Se guardiamo al corso politico attuale, infatti, facilmente noteremo che mai come in questi nostri tempi l’umanità sta attraversando uno dei periodi più bui e angoscianti dell’età moderna. A nulla è servito sopravvivere alle due Guerre Mondiali: l’uomo non ne ha tratto nessun insegnamento. Dopo una fase di apparente recupero di civiltà, al tempo dell’affermazione da parte delle Nazioni Uniti dei diritti di libertà e della persona umana, si è tutto e rapidamente dimenticato. Ed ecco che oggi, tra i lasciti ascosi dei due conflitti mondiali, ci ritroviamo in una terza guerra mondiale del pari spietata, ma combattuta a pezzi e frammenti in ogni angolo del Pianeta e ad un altissimo costo di vite umane.

La memoria, evidentemente, non basta più. Il quadro politico attuale è costellato di violenze, di guerre, di eccidi e genocidi. E anzi, la facilità con cui oggi si predica la morte sembrerebbe quasi convincerci della sua banalità, come se si potesse giocare con essa per passatempo, quale mezzo per trastullarsi, un azzardo in cui la posta in gioco sia la nostra stessa esistenza. Ma questo processo di banalizzazione della morte prende piede perfino all’interno dei nostri Paesi! Qui si legifera per l’eutanasia, per l’aborto facile, per la cremazione liquida. Perfino la pubblicità delle pompe funebri giunge a ridicolizzare il momento del “trapasso” come fosse un semplice salto in un altro luogo esistenziale cui giungere cosmeticamente ineccepibili!

Non è forse questa la “cultura della morte” che oggi si impone con prepotenza? Ma a scongiurarne il sopravvento sembra che la memoria del passato non basti più. Occorrerebbe un supplemento d’anima per fermare questo viaggio verso l’abisso, e il Genocidio degli armeni questo ce lo dovrebbe insegnare.

Sì, continuiamo pure a commemorare questi misfatti della Storia. C’è sempre un senso nel farlo, se non altro per compiangere le vittime.
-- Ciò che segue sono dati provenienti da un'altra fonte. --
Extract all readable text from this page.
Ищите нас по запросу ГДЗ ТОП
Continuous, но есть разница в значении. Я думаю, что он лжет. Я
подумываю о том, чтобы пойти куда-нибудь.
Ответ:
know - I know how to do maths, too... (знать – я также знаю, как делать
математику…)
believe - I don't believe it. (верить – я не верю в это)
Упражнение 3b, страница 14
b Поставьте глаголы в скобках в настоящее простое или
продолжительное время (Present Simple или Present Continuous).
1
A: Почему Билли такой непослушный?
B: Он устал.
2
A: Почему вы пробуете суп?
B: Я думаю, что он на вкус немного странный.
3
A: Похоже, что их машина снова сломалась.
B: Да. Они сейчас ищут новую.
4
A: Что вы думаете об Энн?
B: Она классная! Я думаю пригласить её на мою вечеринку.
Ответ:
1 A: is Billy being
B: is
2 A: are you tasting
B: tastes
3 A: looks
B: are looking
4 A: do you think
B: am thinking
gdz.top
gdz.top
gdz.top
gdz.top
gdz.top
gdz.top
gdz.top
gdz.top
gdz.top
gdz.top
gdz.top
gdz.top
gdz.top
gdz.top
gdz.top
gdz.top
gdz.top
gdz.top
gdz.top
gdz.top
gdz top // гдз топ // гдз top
Ma per contrastare questa imperante “cultura della morte” ben altro sarà necessario. Occorrerà un serio ripensamento sugli esiti di questo nefando corso politico. Un ripensamento che induca a credere che la vittoria del Bene sia ancora possibile. Ed è nostra convinzione al riguardo che solo con una partecipazione attiva, diretta e personale in un’azione di contenimento del Male potremo garantire la restaurazione dei valori perduti della vita.

La sola memoria, dunque, non basta più. Solo un serio ed avvertito impegno civico da parte di tutti noi potrà aiutarci a scongiurare il verificarsi in futuro di altri Genocidi.